Вид у волшебника был бледный и истощённый. Пот заливал его лоб, и у Макса был такой вид, словно он испытывал сильнейшую боль.
— Только что разрушилось заклинание, которое я наложил на Глаз Кхемри, — простонал Макс. — Приятным это ощущение не назовёшь.
— Ты всё еще способен обнаружить Глаз?
Макс безнадёжно покачал головой.
— Нет. Я больше его не чувствую.
— У тебя есть идея, где может быть Глаз?
Медленно и болезненно волшебник кивнул.
— Я знаю направление, в котором мы должны двигаться. Отсюда я смогу ему следовать, ориентируясь по положению солнца.
— Это вряд ли поможет. След ведёт через лес. Мы легко можем с него сбиться.
Макс стиснул зубы и снова кивнул.
— Есть кое–что похуже, — произнёс он.
— Здорово, — воскликнул Феликс. — Поведай мне все прочие радостные детали.
— Как раз перед тем, как моё заклинание было разрушено, у меня возникло странное ощущение, что с амулетом что–то произошло. Я почувствовал волну энергии и душу, кричащую от ужаса. Подозреваю, что Кригер воспользовался самой тёмной из магических сил, чтобы привязать к себе амулет. Думаю, он принёс кого–то в жертву.
По выражению лица Макса, Феликс понял, что они оба подумали об одном и том же.
— Ульрика?
— Я не знаю, — сказал Макс. — Возможно.
— Проклятие! — воскликнул Феликс, ударяя кулаком в борт саней.
Боль от удара по дереву помогла ему привести чувства в порядок и взять под контроль поднимающуюся панику и ярость. Он снова посмотрел на Макса. Вид у чародея был нездоровый.
— Ты в порядке? — спросил он.
— Буду. Чтобы не совершил Кригер, я намерен его наказать.
— Я помогу тебе, — заверил Феликс, желая, чтобы и его чувства соответствовали этим уверенным словам.
— Сперва нам нужно его разыскать, — заметил Макс.
— Что–то подсказывает мне, что сие будет не особо сложно. Он проделал весь этот путь до Сильвании не без причины, и я полагаю, мы оба о ней догадываемся.
— Захватить всю чёртову провинцию, и это лишь начало.
Как только слова прозвучали, Феликс понял, что Макс прав. Вот–вот снова начнутся войны графов–вампиров.

Макс склонился вперёд на своем сидении, почти не способный управлять поводьями. К счастью, измученным пони можно было вполне доверить выбирать путь самостоятельно. Холодный ветер ударял в лицо, вызывая слёзы на глазах. У Макса не было сил снова вызвать согревающее заклинание.

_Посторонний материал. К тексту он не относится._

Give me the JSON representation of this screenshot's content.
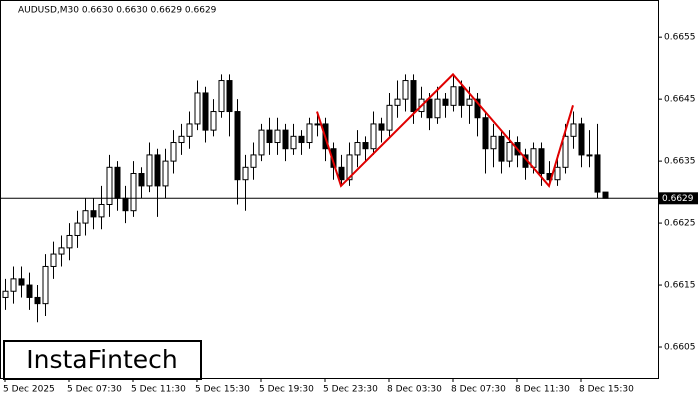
{
  "chart_data": {
    "type": "candlestick",
    "title": "AUDUSD,M30  0.6630 0.6630 0.6629 0.6629",
    "logo": "InstaFintech",
    "categories": [
      "5 Dec 2025",
      null,
      null,
      null,
      null,
      null,
      null,
      null,
      "5 Dec 07:30",
      null,
      null,
      null,
      null,
      null,
      null,
      null,
      "5 Dec 11:30",
      null,
      null,
      null,
      null,
      null,
      null,
      null,
      "5 Dec 15:30",
      null,
      null,
      null,
      null,
      null,
      null,
      null,
      "5 Dec 19:30",
      null,
      null,
      null,
      null,
      null,
      null,
      null,
      "5 Dec 23:30",
      null,
      null,
      null,
      null,
      null,
      null,
      null,
      "8 Dec 03:30",
      null,
      null,
      null,
      null,
      null,
      null,
      null,
      "8 Dec 07:30",
      null,
      null,
      null,
      null,
      null,
      null,
      null,
      "8 Dec 11:30",
      null,
      null,
      null,
      null,
      null,
      null,
      null,
      "8 Dec 15:30",
      null,
      null,
      null
    ],
    "open": [
      0.6613,
      0.6614,
      0.6616,
      0.6615,
      0.6613,
      0.6612,
      0.6618,
      0.662,
      0.6621,
      0.6623,
      0.6625,
      0.6627,
      0.6626,
      0.6628,
      0.6634,
      0.6629,
      0.6627,
      0.6633,
      0.6631,
      0.6636,
      0.6631,
      0.6635,
      0.6638,
      0.6639,
      0.6641,
      0.6646,
      0.664,
      0.6643,
      0.6648,
      0.6643,
      0.6632,
      0.6634,
      0.6636,
      0.664,
      0.6638,
      0.664,
      0.6637,
      0.6639,
      0.6638,
      0.6641,
      0.6641,
      0.6637,
      0.6634,
      0.6632,
      0.6636,
      0.6638,
      0.6637,
      0.6641,
      0.664,
      0.6644,
      0.6645,
      0.6648,
      0.6643,
      0.6645,
      0.6642,
      0.6645,
      0.6644,
      0.6647,
      0.6644,
      0.6645,
      0.6642,
      0.6637,
      0.6639,
      0.6635,
      0.6638,
      0.6636,
      0.6634,
      0.6637,
      0.6633,
      0.6632,
      0.6634,
      0.6639,
      0.6641,
      0.6636,
      0.6636,
      0.663
    ],
    "high": [
      0.6616,
      0.6618,
      0.6618,
      0.6617,
      0.6615,
      0.662,
      0.6622,
      0.6623,
      0.6625,
      0.6627,
      0.6629,
      0.6629,
      0.6631,
      0.6636,
      0.6635,
      0.6631,
      0.6635,
      0.6634,
      0.6638,
      0.6637,
      0.6637,
      0.664,
      0.6641,
      0.6643,
      0.6648,
      0.6647,
      0.6645,
      0.6649,
      0.6649,
      0.6645,
      0.6636,
      0.6638,
      0.6641,
      0.6642,
      0.6642,
      0.6641,
      0.6641,
      0.664,
      0.6642,
      0.6643,
      0.6642,
      0.6638,
      0.6636,
      0.6638,
      0.664,
      0.6639,
      0.6643,
      0.6642,
      0.6646,
      0.6648,
      0.6649,
      0.6649,
      0.6647,
      0.6646,
      0.6647,
      0.6646,
      0.6649,
      0.6648,
      0.6647,
      0.6646,
      0.6643,
      0.6641,
      0.664,
      0.664,
      0.6639,
      0.6637,
      0.6638,
      0.6638,
      0.6635,
      0.6636,
      0.6641,
      0.6643,
      0.6642,
      0.664,
      0.6641,
      0.663
    ],
    "low": [
      0.6611,
      0.6612,
      0.6613,
      0.6611,
      0.6609,
      0.661,
      0.6616,
      0.6618,
      0.6619,
      0.6621,
      0.6623,
      0.6624,
      0.6624,
      0.6626,
      0.6627,
      0.6625,
      0.6626,
      0.6629,
      0.663,
      0.6626,
      0.6629,
      0.6633,
      0.6636,
      0.6637,
      0.664,
      0.6638,
      0.6639,
      0.6642,
      0.6639,
      0.6628,
      0.6627,
      0.6632,
      0.6635,
      0.6636,
      0.6636,
      0.6635,
      0.6636,
      0.6636,
      0.6637,
      0.6639,
      0.6635,
      0.6632,
      0.6631,
      0.6631,
      0.6634,
      0.6635,
      0.6636,
      0.6638,
      0.6639,
      0.6642,
      0.6643,
      0.6641,
      0.6642,
      0.664,
      0.6641,
      0.6642,
      0.6643,
      0.6642,
      0.6641,
      0.6639,
      0.6633,
      0.6634,
      0.6633,
      0.6634,
      0.6634,
      0.6632,
      0.6633,
      0.6631,
      0.6631,
      0.6631,
      0.6633,
      0.6637,
      0.6634,
      0.6634,
      0.6629,
      0.6629
    ],
    "close": [
      0.6614,
      0.6616,
      0.6615,
      0.6613,
      0.6612,
      0.6618,
      0.662,
      0.6621,
      0.6623,
      0.6625,
      0.6627,
      0.6626,
      0.6628,
      0.6634,
      0.6629,
      0.6627,
      0.6633,
      0.6631,
      0.6636,
      0.6631,
      0.6635,
      0.6638,
      0.6639,
      0.6641,
      0.6646,
      0.664,
      0.6643,
      0.6648,
      0.6643,
      0.6632,
      0.6634,
      0.6636,
      0.664,
      0.6638,
      0.664,
      0.6637,
      0.6639,
      0.6638,
      0.6641,
      0.6641,
      0.6637,
      0.6634,
      0.6632,
      0.6636,
      0.6638,
      0.6637,
      0.6641,
      0.664,
      0.6644,
      0.6645,
      0.6648,
      0.6643,
      0.6645,
      0.6642,
      0.6645,
      0.6644,
      0.6647,
      0.6644,
      0.6645,
      0.6642,
      0.6637,
      0.6639,
      0.6635,
      0.6638,
      0.6636,
      0.6634,
      0.6637,
      0.6633,
      0.6632,
      0.6634,
      0.6639,
      0.6641,
      0.6636,
      0.6636,
      0.663,
      0.6629
    ],
    "ylim": [
      0.66,
      0.6661
    ],
    "yticks": [
      0.6655,
      0.6645,
      0.6635,
      0.6625,
      0.6615,
      0.6605
    ],
    "last_price": 0.6629,
    "pattern": {
      "color": "#e00000",
      "x": [
        39,
        42,
        56,
        68,
        71
      ],
      "y": [
        0.6643,
        0.6631,
        0.6649,
        0.6631,
        0.6644
      ]
    }
  }
}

Он лишь мог удерживать себя в вертикальном положении и сосредоточиться на дыхании.
Сперва возникло незначительное ощущение потери. Связь с Глазом, которая столь долго им поддерживалась, полностью исчезла. Даже не концентрируясь на предмете постоянно, он всегда знал, что тот где–то там. Теперь он не чувствовал его присутствия. Через некоторое время, Макс обнаружил, что ему стало лучше. Словно у него только что удалили зуб, который неделями причинял зудящую боль.
По–своему его это успокаивало. Связь с древним злом внутри Глаза Кхемри была тягостной и отражалась на настроении Макса, не важно, насколько далеко находился талисман. Теперь же, невзирая на обстоятельства, маг почти испытывал радость. Было сложно удержаться от улыбки, несмотря на его беспокойство об Ульрике и том, что может сотворить вампир. Макс понимал, что это неправильно, но ничего не мог с собой поделать. Словно он только что начал восстанавливаться после долгой болезни. И мир в целом выглядел немного ярче.

Ульрика разглядывала мерцающий на груди Кригера талисман. Каким–то образом тот делал вампира более высоким, представительным и уверенным, чем обычно. Он почти по–приятельски улыбался ей. Она покачала головой и отвернулась, недоумевая, почему, несмотря на темноту, всё в помещении выглядит для неё чётче и яснее, чем обычно. Что с ней происходит? Она не была уверена, что хочет узнать ответ.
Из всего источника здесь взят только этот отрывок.